Lichtjahre von AfD entfernt
„Gefährliche Effekthascherei“ wird Schäffler vonseiten der Grünen vorgeworfen. Sie sehen ihn als einen, den der Klimawandel nicht schert und dem es vor allem um die eigene Profilierung geht. Stimmt das?
Schäffler sitzt in seinem großen, spärlich dekorierten Büro und sagt: „Ich finde es absurd, wenn Grüne mir unterstellen, ich würde klingen wie ein AfD-Politiker. Aber es bereitet mir keine schlaflosen Nächte. Es ist mir nicht wichtig, von den Grünen gemocht zu werden.“ Gesellschaftspolitisch sei er von der AfD Lichtjahre entfernt. Er sei für die Cannabis-Legalisierung und habe auch kein Problem mit Zuwanderung – im Gegenteil.

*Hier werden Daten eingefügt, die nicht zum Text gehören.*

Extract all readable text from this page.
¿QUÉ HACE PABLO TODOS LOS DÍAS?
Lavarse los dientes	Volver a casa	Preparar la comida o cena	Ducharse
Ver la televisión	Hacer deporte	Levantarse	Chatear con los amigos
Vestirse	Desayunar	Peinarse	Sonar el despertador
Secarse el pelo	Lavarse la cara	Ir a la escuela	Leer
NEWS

Er stelle auch den Klimawandel nicht infrage, wie er heute sagt. Er kritisiert aus seiner Sicht nur den Weg zum Klimaschutz. „Und ich mache keine Religion daraus. Nicht jede Maßnahme ist per se gut und richtig, um dem Klimawandel zu begegnen.“ Früher allerdings klang er schon mal anders. 2014 etwa bezeichnete er sich noch als „Klimaskeptiker“. „Und wird es dennoch ein wenig wärmer, dann freue ich mich über die besseren Ernteerträge, die milderen Winter und den besseren Wein“, schrieb er damals.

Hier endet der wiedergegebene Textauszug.